This workshop is modeled after my own experience as a visual journalist in the field since 1977 when I went to work at the Mexico City News as reporter/photographer/editor. One year later I was working as correspondent/editor/photojournalist at United Press International (UPI). In 1985 I signed on as Newsweek Magazine Contract Photographer for Latin America and the Caribbean. In 1995 I went to work with Video News International (VNI), a bold experiment launched in the mid 1990s and based in Philadelphia, Pennsylvania. VNI’s founder was the first in this country to understand that advances in digital technology could revolutionize and democratize the television newsgathering process and visual communication in general. Now the Internet allows us access to the means of global distribution.

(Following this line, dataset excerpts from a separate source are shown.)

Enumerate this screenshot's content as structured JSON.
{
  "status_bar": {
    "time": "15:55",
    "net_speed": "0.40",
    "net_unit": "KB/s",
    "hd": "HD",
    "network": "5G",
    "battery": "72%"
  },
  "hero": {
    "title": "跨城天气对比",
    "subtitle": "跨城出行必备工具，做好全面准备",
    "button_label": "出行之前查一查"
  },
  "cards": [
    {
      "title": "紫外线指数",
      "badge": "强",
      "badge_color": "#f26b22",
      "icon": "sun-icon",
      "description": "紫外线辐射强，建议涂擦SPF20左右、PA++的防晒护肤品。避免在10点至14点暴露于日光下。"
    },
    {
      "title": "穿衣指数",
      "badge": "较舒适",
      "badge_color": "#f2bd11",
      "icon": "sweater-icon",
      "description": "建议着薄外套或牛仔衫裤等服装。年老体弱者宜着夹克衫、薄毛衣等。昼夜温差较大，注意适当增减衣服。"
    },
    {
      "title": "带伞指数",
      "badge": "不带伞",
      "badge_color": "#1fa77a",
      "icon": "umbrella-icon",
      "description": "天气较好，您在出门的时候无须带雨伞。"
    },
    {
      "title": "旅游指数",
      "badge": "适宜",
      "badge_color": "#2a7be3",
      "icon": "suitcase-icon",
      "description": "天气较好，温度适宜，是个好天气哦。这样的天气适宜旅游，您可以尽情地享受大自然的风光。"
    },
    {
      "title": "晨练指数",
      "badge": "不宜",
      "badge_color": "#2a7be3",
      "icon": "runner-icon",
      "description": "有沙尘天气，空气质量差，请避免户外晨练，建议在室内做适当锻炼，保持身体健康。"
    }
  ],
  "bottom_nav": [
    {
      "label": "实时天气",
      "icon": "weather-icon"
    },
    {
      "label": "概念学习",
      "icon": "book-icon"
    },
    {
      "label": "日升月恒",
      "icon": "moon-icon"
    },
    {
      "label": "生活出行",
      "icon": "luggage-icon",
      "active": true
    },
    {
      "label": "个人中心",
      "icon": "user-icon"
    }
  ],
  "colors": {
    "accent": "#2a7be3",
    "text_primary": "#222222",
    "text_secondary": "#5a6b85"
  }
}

The workshop is built on the premise that a properly trained video journalist, alone or in a small team, can tell stories with powerful images and intelligent words, using hand-held, digital cameras for a more intimate, more immediate, more fluid brand of communication than that achievable with a large crew and the larger, shoulder-held cameras — and for a fraction of the cost. The tools and the techniques taught in this course will help you to compete in the very fertile and growing arena that we call visual journalism, or visual communication.

The “backpack” component of this methodology refers not only to the compact nature and portability of the equipment used. It also is a reference to the multi-skilled nature of its practitioners.